CDC Study Checks Mercury Levels in Americans
E-mail: email@example.com Written By: Kay Sager
The bad news and the good news…mercury exposure in America increases with age, then declines around age 50, according to a recent study by the Centers for Disease Control and Prevention (CDC), reported Greenwire.
The significant findings were the first to focus on a broader U.S. population instead of concentrating on only childbearing age women and young children. Often, contaminated seafood is a mercury host, highlighted by a recent Environmental Protection Agency (EPA) survey that indicated almost half of America’s freshwater fish contain mercury in excess of federal safe levels for consumption.
The survey, part of larger CDC project, analyzed serum, urine and blood samples from 2,500 people to ascertain which chemicals and at what concentrations they end up in people’s bodies. The National Health and Nutrition Examination Survey, released every two years, has added 75 contaminants to its database, now resulting in a total of 212 chemicals.
Some of the report indicated:
*Perchlorate was detected for the first time in all participants. The substance is a naturally occurring salt that is also a component of fireworks and rocket fuel. High levels of perchlorate are known to affect thyroid function. Health effects of low-level exposure are being debated.
*Bisphenol A (BPA) was found in more than 90 percent of participants’ urine. BPA, an industrial chemical, mimics estrogen and has been linked to developmental problems and precancerous growth in animals.

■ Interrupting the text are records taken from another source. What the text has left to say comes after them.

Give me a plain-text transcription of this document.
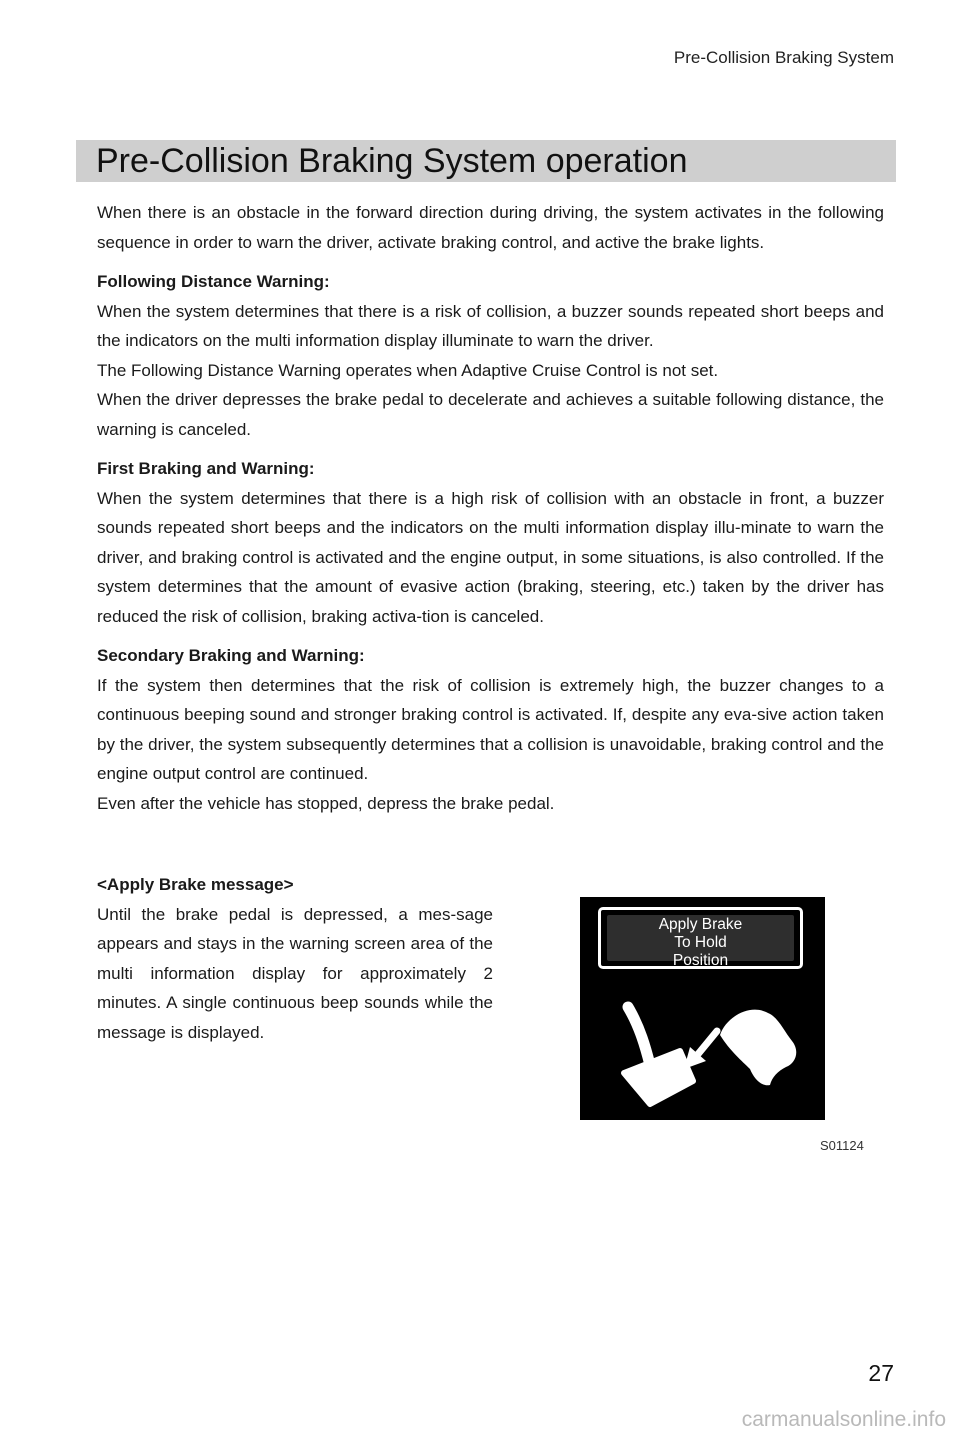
Pre-Collision Braking System
Pre-Collision Braking System operation

When there is an obstacle in the forward direction during driving, the system activates in the following sequence in order to warn the driver, activate braking control, and active the brake lights.

Following Distance Warning:
When the system determines that there is a risk of collision, a buzzer sounds repeated short beeps and the indicators on the multi information display illuminate to warn the driver.
The Following Distance Warning operates when Adaptive Cruise Control is not set.
When the driver depresses the brake pedal to decelerate and achieves a suitable following distance, the warning is canceled.

First Braking and Warning:
When the system determines that there is a high risk of collision with an obstacle in front, a buzzer sounds repeated short beeps and the indicators on the multi information display illu-minate to warn the driver, and braking control is activated and the engine output, in some situations, is also controlled. If the system determines that the amount of evasive action (braking, steering, etc.) taken by the driver has reduced the risk of collision, braking activa-tion is canceled.

Secondary Braking and Warning:
If the system then determines that the risk of collision is extremely high, the buzzer changes to a continuous beeping sound and stronger braking control is activated. If, despite any eva-sive action taken by the driver, the system subsequently determines that a collision is unavoidable, braking control and the engine output control are continued.
Even after the vehicle has stopped, depress the brake pedal.

<Apply Brake message>

Until the brake pedal is depressed, a mes-sage appears and stays in the warning screen area of the multi information display for approximately 2 minutes. A single continuous beep sounds while the message is displayed.

Apply Brake
To Hold
Position
S01124
27
carmanualsonline.info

*Lead exposure has declined since the 1970s, validating public health efforts to reduce childhood exposure, says the report. Between 1999 and 2004, 1.4 percent of young children had elevated blood lead levels, the smallest percentage yet. But children living around lead dust or lead-based paint pose a continued concern.
“Biomonitoring studies such as the ones conducted by the CDC provide direct evidence that people are being exposed to harmful chemicals without their knowledge, much less their consent,” stated Davis Balz, a senior associate with Commonwealth, a nonprofit health and environmental research institute.“This is critical information for decision-makers, who can then craft policy instruments that will reduce or prevent exposures and also have a way to track whether those instruments are working.”
Sen Frank Lautenberg (D-N.J.) said in a statement that the CDC’s findings illustrate the need to reform the law governing all industrial chemicals known as the Toxic Substance Control Act (TSCA). He plans to introduce legislation early next year that would require the EPA to decide if chemicals meet safety standards based on scientific risk assessment and that chemical companies provide enough information for determination. He also wants the agency to first take action on chemicals that are a major health risk.
“Far too little is known about the hundreds of chemicals that end up in our bodies, and EPA has far too little authority to deal with the chemicals that science has already proven dangerous,” said Lautenberg.